CISA has issued a list of vendors who disclosed to them to be affected by BrakTooth vulnerabilities. At this time it appears only four of those companies have patches available while the others range from "Investigation in progress" to "No fix" as its patch status. See chart below..
The team at CISA said it approached Qualcomm on whether it would be providing a patch for its affected devices. Qualcomm responded by saying it is working on a fix for one, while a second, CSR8811A08, had been fixed since 2011 for ROM versions A12 and beyond. CISA went on to say that new products in 2021 are still being listed to use CSR8811A08, which has no plan on being fixed. It is also worth noting that some of the products that have been identified as being vulnerable are reported to not have enough ROM space to apply a patch.

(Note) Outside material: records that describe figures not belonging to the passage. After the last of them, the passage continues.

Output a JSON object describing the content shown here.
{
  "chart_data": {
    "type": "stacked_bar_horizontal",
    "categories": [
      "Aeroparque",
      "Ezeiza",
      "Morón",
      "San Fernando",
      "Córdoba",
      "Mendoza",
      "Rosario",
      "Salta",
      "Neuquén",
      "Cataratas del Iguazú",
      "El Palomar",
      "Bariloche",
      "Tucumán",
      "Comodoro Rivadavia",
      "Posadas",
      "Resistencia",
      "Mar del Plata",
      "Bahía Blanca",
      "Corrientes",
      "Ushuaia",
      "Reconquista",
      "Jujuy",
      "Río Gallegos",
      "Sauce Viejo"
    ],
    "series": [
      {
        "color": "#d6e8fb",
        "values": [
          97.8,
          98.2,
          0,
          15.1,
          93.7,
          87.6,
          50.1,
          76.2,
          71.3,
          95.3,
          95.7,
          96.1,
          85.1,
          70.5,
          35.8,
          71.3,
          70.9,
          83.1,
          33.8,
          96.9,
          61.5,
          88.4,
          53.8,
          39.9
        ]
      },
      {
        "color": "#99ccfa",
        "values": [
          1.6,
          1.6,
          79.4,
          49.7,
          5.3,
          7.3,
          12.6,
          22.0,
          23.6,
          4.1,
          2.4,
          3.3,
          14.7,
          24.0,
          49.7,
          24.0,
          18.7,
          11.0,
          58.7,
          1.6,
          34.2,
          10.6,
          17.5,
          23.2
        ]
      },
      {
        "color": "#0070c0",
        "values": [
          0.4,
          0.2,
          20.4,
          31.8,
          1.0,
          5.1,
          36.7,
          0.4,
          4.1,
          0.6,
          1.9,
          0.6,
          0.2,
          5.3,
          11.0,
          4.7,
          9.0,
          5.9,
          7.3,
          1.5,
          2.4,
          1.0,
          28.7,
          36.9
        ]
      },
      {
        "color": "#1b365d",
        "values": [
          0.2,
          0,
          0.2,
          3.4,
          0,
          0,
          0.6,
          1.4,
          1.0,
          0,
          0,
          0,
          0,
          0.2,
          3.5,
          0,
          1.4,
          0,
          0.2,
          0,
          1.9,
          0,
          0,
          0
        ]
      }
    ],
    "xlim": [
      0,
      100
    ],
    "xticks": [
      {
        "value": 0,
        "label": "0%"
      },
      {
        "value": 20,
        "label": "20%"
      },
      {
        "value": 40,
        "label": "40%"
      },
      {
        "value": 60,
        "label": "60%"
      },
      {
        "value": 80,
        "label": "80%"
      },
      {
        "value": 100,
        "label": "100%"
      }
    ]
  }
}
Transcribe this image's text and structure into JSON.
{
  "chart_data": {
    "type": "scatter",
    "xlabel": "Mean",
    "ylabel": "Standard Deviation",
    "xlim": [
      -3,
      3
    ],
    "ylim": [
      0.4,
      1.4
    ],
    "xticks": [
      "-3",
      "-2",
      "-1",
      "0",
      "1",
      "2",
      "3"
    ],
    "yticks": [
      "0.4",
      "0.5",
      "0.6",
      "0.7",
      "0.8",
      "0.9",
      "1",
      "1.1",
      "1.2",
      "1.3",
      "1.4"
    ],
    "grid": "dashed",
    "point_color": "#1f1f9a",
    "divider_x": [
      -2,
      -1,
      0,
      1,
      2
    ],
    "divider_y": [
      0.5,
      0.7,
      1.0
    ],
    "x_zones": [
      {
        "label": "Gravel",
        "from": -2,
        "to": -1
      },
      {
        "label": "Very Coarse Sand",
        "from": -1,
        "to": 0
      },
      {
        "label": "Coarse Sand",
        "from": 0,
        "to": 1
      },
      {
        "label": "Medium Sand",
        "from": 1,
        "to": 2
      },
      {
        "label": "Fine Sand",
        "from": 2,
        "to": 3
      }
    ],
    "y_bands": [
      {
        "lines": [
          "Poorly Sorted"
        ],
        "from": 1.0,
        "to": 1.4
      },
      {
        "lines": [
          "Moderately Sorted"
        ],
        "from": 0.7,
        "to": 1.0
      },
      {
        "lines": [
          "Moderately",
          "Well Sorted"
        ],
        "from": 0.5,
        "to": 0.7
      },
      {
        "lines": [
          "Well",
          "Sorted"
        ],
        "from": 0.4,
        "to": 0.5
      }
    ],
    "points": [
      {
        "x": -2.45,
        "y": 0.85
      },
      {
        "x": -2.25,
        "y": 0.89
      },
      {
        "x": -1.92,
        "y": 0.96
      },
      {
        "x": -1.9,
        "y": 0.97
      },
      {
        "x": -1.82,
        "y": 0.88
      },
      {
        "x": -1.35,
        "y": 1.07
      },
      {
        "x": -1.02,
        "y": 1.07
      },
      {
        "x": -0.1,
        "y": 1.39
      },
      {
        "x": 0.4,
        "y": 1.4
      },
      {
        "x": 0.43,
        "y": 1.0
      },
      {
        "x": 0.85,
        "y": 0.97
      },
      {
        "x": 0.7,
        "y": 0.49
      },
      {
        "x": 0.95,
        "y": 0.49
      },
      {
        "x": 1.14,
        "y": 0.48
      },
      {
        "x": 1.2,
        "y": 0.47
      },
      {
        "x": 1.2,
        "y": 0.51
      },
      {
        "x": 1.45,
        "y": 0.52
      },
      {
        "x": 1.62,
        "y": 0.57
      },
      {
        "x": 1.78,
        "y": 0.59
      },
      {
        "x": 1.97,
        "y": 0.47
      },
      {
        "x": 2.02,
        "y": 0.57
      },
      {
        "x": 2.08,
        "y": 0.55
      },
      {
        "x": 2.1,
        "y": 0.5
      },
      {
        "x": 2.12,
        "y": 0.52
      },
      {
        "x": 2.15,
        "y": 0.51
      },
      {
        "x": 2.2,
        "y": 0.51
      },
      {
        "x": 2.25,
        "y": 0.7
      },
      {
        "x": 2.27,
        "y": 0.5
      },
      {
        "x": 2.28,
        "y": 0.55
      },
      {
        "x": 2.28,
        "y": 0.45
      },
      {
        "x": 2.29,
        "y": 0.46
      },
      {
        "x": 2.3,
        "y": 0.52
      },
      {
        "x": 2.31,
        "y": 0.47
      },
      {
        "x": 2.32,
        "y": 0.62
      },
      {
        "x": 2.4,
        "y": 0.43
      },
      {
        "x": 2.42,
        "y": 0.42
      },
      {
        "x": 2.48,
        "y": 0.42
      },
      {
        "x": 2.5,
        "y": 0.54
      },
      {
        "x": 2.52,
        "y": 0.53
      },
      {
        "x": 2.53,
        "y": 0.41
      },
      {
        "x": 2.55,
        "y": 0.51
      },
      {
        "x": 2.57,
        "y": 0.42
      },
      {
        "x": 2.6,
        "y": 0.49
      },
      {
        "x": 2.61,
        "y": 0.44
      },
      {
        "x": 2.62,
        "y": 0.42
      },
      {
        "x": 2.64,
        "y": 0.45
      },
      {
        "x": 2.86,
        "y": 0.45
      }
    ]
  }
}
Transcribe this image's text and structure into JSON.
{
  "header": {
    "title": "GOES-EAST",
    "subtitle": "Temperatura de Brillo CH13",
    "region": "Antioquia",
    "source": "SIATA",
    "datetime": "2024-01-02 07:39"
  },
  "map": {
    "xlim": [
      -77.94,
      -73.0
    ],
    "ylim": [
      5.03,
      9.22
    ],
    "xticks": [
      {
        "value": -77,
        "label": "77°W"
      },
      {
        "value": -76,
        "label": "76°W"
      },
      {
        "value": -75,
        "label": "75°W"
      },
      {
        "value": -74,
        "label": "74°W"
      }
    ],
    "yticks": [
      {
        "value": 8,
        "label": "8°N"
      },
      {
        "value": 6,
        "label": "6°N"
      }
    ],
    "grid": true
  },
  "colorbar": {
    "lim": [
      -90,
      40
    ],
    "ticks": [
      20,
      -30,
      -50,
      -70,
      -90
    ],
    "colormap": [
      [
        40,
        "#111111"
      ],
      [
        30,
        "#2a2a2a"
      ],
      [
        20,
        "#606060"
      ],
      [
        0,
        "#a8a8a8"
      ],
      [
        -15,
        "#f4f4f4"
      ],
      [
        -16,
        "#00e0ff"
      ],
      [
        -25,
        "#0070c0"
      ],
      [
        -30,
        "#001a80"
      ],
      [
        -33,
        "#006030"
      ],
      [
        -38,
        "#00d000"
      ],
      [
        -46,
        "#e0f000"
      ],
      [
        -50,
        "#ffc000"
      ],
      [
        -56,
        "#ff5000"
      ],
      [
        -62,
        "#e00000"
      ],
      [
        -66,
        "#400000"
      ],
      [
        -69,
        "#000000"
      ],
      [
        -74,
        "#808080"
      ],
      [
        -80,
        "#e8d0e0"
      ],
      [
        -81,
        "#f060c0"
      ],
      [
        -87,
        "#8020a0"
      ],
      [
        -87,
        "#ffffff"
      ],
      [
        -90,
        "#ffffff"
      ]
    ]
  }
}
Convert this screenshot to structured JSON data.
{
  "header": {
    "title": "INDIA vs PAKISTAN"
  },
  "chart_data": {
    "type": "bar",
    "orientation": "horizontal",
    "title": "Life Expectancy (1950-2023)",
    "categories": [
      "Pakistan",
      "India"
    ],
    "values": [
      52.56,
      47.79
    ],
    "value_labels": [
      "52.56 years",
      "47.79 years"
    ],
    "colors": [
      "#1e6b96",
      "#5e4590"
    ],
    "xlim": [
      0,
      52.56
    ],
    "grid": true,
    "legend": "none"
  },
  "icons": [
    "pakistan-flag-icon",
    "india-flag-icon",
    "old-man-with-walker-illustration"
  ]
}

Anyone with the knowledge on how to exploit the vulnerabilities could do so by using a $15 ESP32 board that can be bought off the shelf, custom Link Manager Protocol (LMP) firmware, and a computer to run the available proof-of-concept (PoC) tool. This is not uncommon as many hacks can be done with fairly inexpensive equipment by those with enough know-how and ingenuity (and lack of a moral compass).

Devices that could be affected by Braktooth include smartphones, computers, audio devices, toys, IoT gadgets, and industrial equipment. It is no surprise with a list that includes devices that we carry with us everyday with our sensitive data on it that the CISA is once again encouraging companies to come up with patches and/or workarounds for any and all vulnerabilities associated with BrakTooth. Hopefully this time around more companies will take notice and stop playing games with the products consumers have bought from them with a level of trust that includes protecting them from known security issues.